The use of red clay paint reached its peak during the reign of Greco-Bactrian and Kushanid Empire. Firstly, Kushanid potters drew different types of ornament around the neck of large clay jugs before firing. Numerous stamps were imprinted in the external part of large Kushanid large clay jugs (2nd century BCE - 4th century AD). For example, star-like stamps can be seen in Kushanid tableware from the Hisar Valley and the tradition of utilizing similar stamps continued until the 18th-19th centuries. In 1974, E.P. Denisov discovered a Kushanid shard in the Khoki Safed foothills of the Parkamchi village of the Danghara district. The external part of the shard displays very beautifully drawn luscious ears of wheat. The superb quality of the highstemmed cups and outstanding and attractive Kushanid ornament reflect the high stage of development of the Tajik people's ancient craft of potter
Numerous types of pottery developed even in ancient times in historical and cultural centres of the Tajik people in Balkh, Koshon, Isfahan, Nishapur, Bukhara, Samarkand, Khorazm, Panjakant, Istaravshan, Khujand, Konibodom, Isfara, Shuman, Vashgird, Kulob, Hulbuk, Munk, Vakhsh, Hisor, Shahrisabz and other places.
Pre-lslamic Panjakant is one of the ancient pottery centres of the Tajik people. Panjakant potters mostly decorated their tableware with zoomorphic subjects such as pictures of birds, wild animals and domestic animals in an artistic mode.
The 8th and 9th centuries are considered to be the new period of Tajik pottery development. New types of tableware enamelling emerged in this period and thenceforth, white clay paint and lead powder were mostly used for decoration. The Samanid period was the time of great development for the production of enamelled and clay-painted ornamented tableware. The present territories of Tajikistan, Bunjikat, Hulbuk, Shishkhona and Khujand were at that time the main centres for the production of enameled and ornamented tableware. One can divide the ornamentation of enameled tableware produced during the Samanid times into vegetal, geometric, zoomorphic and epigraphic styles. By this time, Tajik potters also used artistic inscriptions which appear at first very similar to vegetal ornaments. During the 11thand 12th centuries potters mostly used standard ornament. Ornamented buckets left from this period are very beautiful. The Mongol invasion in the middle of the 13th century put obstacles in the way of subsequent pottery development. However, during the 14th and 15th centuries, production of enameled and ornamented tableware with inscriptions developed again. One of the particular features of ornament in enamelled tableware produced during this period is that separate couplets from Tajik classical poems are inscribed in their internal and external parts.

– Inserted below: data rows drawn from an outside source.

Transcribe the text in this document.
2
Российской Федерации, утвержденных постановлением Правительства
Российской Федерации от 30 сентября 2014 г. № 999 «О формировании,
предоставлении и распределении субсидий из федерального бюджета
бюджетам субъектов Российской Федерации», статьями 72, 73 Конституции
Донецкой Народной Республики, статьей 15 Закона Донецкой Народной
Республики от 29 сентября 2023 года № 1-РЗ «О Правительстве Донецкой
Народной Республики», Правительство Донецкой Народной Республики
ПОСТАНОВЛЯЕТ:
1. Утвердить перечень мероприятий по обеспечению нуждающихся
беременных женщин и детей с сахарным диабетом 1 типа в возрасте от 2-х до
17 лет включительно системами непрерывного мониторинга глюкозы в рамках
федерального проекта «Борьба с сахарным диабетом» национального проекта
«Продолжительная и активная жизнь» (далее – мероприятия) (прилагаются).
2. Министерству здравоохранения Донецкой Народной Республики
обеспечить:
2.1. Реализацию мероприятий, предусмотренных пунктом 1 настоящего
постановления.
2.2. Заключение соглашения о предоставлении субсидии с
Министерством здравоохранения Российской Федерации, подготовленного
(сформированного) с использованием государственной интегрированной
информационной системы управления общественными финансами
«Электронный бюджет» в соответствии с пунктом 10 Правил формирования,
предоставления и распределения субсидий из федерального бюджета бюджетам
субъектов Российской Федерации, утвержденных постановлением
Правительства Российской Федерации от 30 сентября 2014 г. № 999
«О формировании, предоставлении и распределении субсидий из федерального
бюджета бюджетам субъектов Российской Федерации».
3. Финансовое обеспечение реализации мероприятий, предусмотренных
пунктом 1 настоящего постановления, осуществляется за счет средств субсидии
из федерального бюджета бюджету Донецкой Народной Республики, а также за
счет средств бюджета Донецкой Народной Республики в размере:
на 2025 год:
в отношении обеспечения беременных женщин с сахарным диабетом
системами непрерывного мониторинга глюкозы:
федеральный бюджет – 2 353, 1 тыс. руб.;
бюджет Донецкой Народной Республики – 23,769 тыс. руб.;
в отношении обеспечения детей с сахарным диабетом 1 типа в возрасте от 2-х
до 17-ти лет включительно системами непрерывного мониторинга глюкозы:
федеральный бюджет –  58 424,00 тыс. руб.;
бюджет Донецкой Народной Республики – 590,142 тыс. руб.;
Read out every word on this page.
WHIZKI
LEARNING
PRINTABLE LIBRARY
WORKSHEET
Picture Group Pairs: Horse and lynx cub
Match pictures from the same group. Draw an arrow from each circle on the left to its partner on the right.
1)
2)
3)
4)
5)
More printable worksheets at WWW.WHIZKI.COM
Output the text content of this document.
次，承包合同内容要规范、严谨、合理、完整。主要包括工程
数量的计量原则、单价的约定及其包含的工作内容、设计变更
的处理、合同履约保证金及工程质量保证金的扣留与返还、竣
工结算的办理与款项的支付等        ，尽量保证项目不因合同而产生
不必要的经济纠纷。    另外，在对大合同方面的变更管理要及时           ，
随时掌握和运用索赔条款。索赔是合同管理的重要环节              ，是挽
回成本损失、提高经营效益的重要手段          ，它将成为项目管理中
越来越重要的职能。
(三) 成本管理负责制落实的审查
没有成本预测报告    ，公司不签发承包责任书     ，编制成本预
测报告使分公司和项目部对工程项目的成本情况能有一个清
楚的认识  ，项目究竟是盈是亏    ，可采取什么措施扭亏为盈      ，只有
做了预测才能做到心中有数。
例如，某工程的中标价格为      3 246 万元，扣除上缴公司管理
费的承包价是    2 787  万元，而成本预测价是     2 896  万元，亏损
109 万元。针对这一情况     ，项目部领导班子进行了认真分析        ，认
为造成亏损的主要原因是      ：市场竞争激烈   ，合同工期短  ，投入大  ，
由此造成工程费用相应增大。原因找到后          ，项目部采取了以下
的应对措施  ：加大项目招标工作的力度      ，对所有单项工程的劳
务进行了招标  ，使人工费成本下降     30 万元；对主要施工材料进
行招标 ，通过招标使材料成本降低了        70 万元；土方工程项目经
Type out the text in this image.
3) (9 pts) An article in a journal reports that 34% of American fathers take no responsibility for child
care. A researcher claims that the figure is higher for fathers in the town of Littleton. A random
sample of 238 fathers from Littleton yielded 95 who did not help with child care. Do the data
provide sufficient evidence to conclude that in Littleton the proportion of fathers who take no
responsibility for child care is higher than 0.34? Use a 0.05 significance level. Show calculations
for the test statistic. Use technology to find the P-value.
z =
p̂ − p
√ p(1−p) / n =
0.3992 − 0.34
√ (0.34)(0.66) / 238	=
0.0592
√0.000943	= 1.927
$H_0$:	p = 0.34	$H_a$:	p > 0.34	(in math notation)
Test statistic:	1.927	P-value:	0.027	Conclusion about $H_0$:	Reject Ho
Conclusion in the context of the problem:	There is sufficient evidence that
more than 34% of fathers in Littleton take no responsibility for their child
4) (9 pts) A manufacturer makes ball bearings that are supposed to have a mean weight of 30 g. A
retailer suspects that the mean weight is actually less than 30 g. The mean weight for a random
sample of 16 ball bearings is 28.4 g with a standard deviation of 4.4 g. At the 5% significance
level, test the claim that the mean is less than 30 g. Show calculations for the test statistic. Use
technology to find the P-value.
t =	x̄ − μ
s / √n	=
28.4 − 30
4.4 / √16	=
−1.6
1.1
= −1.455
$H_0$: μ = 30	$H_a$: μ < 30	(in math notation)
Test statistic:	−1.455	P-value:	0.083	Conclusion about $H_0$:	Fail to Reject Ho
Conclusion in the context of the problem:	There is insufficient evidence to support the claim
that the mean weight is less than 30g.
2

During the 16th- 20th centuries, Tajik people
in Shahrisabz, Samarkand, Bukhara, Khujand, Konibodom, Chorkuh, Qaratogh, Sari Khosor, Dashti Jum, Tashkent and Khiva, further developed the pottery traditions of their ancestors and mostly produced ornamented plates, large and small bowls, cups and trays.
An important feature of this period's pottery production is that craftsmen of other Central Asian peoples such as Kyrgyz, Uzbek, Kazakh, made wide use of Tajik ornament. Even the terminology of some the ornament and earthenware produced by them is Tajik. This proves the rich and colourful history of Tajik pottery ski: and its positive influence on others.